I'll admit that when Buffett put his seal of approval on IBM's stock, I become a believer, but the company's results have been tough to swallow. While its P/E of 9 and a dividend yield approaching 4% will likely mute any more downside, without any revenue or profit growth coming, it's hard for me to see how this company becomes a market-beater from here.
It might be hard to see what Buffett and the Berkshire Hathaway team see in IBM. But if you haven't been paying close attention to developments in Detroit over the last couple of years, it might be even harder to see what they like about General Motors (NYSE:GM) -- a company lots of Americans seem to love to hate.
As of the end of the third quarter, Berkshire held a nice, round 50 million shares of the General, making it GM's fifth-largest shareholder. That might seem strange, but speaking as someone who gets paid to watch GM and its rivals, it's no surprise to me that Berkshire has put a big bet on the General and its savvy CEO, Mary Barra.
Under Barra (and her now-retired predecessor, Dan Akerson), GM has moved a long way from the company that crashed into bankruptcy court in early 2009. It's not just that GM is solidly profitable, or that its product-quality ratings are now on par with the best of the Japanese brands (yes, really) -- it's that Barra and her team have adopted management approaches that seem to be taken right out of Buffett's playbook.

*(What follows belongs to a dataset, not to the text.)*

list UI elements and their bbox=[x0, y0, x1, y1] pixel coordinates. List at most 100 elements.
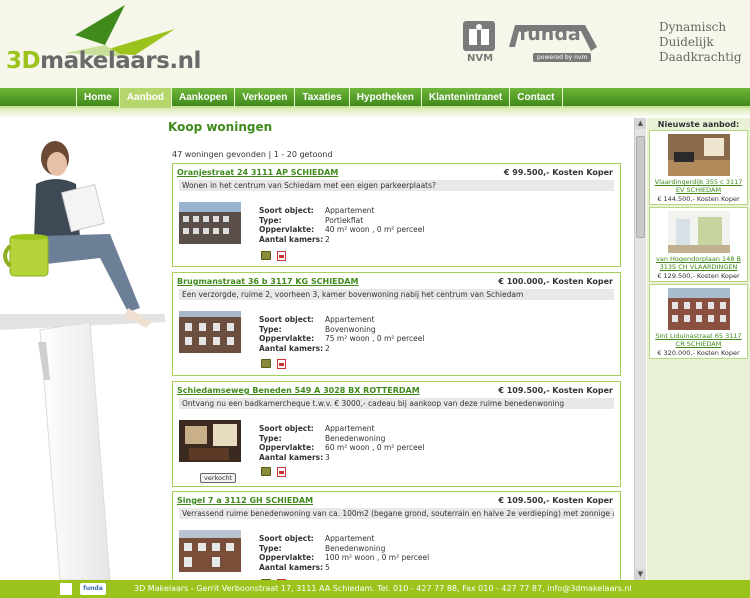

For decades, GM's biggest measure of its own success was sales volume. That led past management teams to some dubious decisions, like dumping cars onto rental-car fleets at deeply discounted prices. Under Barra, GM measures its results using positively Buffettesque metrics like "return on invested capital." If a product or a business line isn't generating a good return, Barra won't hesitate to shut it down and put that capital to work elsewhere, without any worry about its effect on GM's place in the global sales race. She has done exactly that more than once -- perhaps most notably, in withdrawing GM from the troubled Russian market.
While other old-line automakers are scrambling to respond to the threat of disruption from high-tech upstarts. Barra and her second-in-command, GM president (and Morgan Stanley veteran) Dan Ammann, have been taking bold action. GM's $500 million investment in Lyft and its surprisingly competitive new electric Chevrolet Bolt EV are just the most visible recent signs of yet another major shift in the thinking at America's largest automaker.
Simply put, in the last few years, GM has turned into an extremely well-managed and disciplined leader in a very tough business. That's clearly what Buffett, who loves well-managed but understandable basic businesses, sees in GM. But what about the rest of us?
On one hand, automakers are cyclical businesses, meaning their profits and share prices tend to rise and fall with economic cycles. GM has a massive global presence, but it still earns the bulk of its profits here in the United States -- and there are good reasons to think new-vehicle sales in the U.S. are close to peaking.
But on the other hand, GM has a very strong balance sheet that will allow it to ride out a downturn without worry, it pays a solid dividend (with a yield close to 5% as I write this), and it has a sharp and future-oriented management team that is focused on delivering good returns to shareholders. Buffett thinks that adds up to a winning long-term investment, and I agree.